Kuifeenden kun je hier het hele jaar aantreffen. Op de foto hieronder is de kuif van het mannetje duidelijk zichtbaar.
Hoewel de naam iets anders suggereert is de bergeend vooral veel in de kustgebieden te vinden, maar ook hier wat verder in het binnenland kun je ze tegenkomen. De naam heeft overigens niets met de bergen te maken, ze heten zo omdat ze hun eieren verbergen in konijnenholen. De grote knobbel op de snavel van de bergeend hieronder geeft aan dat het een mannetje is.
In maart keren de tureluurs terug uit Afrika, hoewel er ook vogels zijn die het hele jaar in Nederland blijven. Dit was mijn eerste tureluur van dit jaar.
In hetzelfde gebied waar ik de tureluur aantrof zag ik diezelfde middag ook de eerste kleine plevieren van dit jaar. Het waren er drie en eentje kwam behoorlijk dicht bij de camera zitten.

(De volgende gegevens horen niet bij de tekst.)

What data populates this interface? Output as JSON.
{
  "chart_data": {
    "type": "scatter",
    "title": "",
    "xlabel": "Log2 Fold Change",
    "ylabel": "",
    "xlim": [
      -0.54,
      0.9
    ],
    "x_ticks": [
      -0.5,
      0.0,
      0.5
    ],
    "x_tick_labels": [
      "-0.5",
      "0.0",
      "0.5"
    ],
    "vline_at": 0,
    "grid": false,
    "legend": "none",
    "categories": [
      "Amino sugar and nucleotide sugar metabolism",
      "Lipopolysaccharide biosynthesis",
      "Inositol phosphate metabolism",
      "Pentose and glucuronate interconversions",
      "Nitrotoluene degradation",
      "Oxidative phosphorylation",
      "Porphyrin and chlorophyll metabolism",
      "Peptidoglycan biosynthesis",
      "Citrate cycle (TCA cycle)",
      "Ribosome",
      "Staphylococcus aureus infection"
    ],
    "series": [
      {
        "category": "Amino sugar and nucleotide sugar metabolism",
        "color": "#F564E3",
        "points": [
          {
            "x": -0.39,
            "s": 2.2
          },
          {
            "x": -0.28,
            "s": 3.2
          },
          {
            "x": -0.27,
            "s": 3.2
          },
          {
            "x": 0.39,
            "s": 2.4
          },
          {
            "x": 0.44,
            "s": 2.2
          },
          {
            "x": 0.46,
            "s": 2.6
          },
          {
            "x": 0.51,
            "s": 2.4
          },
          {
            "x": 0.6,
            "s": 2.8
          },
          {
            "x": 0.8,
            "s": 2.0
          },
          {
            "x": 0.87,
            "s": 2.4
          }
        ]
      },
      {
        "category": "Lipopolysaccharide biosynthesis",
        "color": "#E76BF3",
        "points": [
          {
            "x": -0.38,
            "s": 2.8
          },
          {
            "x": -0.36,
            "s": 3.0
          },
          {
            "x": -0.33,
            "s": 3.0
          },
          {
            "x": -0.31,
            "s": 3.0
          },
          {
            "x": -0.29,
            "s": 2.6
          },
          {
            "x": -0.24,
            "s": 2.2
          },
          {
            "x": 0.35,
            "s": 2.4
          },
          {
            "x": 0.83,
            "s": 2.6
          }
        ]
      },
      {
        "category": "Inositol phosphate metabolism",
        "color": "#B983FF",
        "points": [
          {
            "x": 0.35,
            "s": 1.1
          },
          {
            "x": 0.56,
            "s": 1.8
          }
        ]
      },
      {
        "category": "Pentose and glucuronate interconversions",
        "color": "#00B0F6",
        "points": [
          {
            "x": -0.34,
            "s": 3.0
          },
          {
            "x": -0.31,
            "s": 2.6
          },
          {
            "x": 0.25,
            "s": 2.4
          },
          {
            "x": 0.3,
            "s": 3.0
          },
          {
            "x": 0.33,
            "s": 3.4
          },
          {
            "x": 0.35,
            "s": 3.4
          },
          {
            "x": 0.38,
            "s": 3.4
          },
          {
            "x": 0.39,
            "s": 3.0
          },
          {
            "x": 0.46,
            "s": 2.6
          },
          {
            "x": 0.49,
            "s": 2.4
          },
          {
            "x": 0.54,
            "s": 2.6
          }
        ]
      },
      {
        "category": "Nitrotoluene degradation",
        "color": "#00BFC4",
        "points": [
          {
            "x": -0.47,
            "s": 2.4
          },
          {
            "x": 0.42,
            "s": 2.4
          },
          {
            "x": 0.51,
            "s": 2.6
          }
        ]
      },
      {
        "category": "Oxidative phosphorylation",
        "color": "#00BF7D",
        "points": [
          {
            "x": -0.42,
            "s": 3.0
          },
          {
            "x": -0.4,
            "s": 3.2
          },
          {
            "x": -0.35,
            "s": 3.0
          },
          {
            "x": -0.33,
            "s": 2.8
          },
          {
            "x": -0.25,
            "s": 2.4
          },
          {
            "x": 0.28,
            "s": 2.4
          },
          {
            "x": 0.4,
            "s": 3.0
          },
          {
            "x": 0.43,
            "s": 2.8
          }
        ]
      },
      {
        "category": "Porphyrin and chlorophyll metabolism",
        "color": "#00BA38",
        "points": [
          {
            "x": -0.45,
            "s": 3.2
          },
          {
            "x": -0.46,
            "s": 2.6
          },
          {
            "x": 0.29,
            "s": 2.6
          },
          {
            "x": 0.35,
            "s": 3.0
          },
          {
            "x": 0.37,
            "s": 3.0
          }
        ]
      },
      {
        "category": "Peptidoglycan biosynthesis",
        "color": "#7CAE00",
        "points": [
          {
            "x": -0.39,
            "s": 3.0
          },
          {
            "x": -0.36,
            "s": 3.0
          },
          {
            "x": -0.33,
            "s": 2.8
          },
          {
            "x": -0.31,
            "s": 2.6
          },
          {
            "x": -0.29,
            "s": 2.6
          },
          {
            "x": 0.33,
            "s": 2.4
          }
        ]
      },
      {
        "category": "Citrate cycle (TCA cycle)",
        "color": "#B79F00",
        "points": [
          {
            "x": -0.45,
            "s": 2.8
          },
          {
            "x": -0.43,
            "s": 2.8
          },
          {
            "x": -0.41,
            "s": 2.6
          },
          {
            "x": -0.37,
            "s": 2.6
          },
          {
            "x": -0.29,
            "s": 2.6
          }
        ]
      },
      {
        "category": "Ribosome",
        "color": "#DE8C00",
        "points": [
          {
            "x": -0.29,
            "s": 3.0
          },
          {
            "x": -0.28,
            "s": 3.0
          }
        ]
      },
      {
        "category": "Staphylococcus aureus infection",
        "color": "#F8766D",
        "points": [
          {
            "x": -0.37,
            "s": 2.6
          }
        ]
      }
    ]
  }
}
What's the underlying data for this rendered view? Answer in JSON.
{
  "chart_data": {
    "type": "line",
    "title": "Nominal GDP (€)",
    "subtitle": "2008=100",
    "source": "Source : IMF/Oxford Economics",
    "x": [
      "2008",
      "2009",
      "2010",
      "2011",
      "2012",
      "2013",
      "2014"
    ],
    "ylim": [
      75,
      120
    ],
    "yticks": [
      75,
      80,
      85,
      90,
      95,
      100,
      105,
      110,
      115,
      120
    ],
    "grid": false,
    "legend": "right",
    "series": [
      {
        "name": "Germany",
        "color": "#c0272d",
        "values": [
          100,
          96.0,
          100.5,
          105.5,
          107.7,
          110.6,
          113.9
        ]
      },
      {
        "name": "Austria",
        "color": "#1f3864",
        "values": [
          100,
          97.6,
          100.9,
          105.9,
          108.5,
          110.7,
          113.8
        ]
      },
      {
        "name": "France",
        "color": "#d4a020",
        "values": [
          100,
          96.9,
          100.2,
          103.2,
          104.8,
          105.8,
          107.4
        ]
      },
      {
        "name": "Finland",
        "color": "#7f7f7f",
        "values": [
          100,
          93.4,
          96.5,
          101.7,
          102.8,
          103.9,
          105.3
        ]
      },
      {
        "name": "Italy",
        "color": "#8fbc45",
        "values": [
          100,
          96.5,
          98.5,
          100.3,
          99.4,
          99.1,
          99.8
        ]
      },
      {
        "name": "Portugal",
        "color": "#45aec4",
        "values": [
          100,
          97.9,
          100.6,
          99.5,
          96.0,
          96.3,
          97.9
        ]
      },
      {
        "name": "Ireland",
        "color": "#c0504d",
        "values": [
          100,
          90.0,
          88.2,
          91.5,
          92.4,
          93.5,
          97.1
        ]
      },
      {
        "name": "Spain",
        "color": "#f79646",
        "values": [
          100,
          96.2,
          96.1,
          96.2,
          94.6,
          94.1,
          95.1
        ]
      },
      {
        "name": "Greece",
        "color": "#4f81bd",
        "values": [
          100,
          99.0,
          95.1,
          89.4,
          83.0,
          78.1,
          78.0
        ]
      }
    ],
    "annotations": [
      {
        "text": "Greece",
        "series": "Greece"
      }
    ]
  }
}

De hele winter heeft een grote groep zilverreigers in de Ooijpolder gezeten. De laatste weken zie je ze wat minder, maar eind maart stond er toch weer eentje voor mijn camera.
De smient is vooral in de winter in Nederland te vinden. Zowel in de Ooijpolder als in het water bij Veur-Lent zitten vaak hele groepen van deze mooie eenden. Ze broeden nauwelijks in Nederland, daarvoor gaan ze naar het noorden van Europa en Azië.
Een drietal futen zat elkaar het leven zuur te maken door steeds een soortgenoot te verjagen. Een interessant schouwspel om te bekijken.
Vlakbij deze boerderij zit een ooievaarsnest. Het zit een beetje verborgen, maar zolang er niet teveel bladeren aan de bomen zitten is het goed te zien vanaf de weg.
Er waren ook alweer de nodige vlinders te zien tijdens deze eerste dagen met echt voorjaarsweer. De eerste vlinder die ik op de foto vastlegde was een gehakkelde aurelia. Dagpauwogen vlogen alweer in vrij grote aantallen rond.
De witte kwikstaarten keren al vroeg terug in het land. op de foto hieronder is een rouwkwikstaart te zien. Die is op de rug wat donkerder dan de gewone witte kwikstaart. De rouwkwikstaart is vooral in de kustgebieden te zien, maar zo nu en dan zit er ook een wat dieper in het binnenland. De rouwkwikstaart wordt als een ondersoort van de gewone witte kwikstaart beschouwd.
Op een plek waar verleden jaar een grote groep kneuen was te vinden trof ik eind maart weer de eerste kneu van dit jaar aan, een vrouwtje.
Een zilverreiger had een flinke prooi te pakken. Het kostte duidelijk moeite om het beest te verorberen. Uiteindelijk vloog de reiger weg met de prooi in de snavel.
Maart was dit jaar een fotogenieke maand met de vele uren zonlicht.
Met dit heldere weer kun je aan het eind van de dag mooie foto's van de maan maken waarop de kraters duidelijk zichtbaar zijn.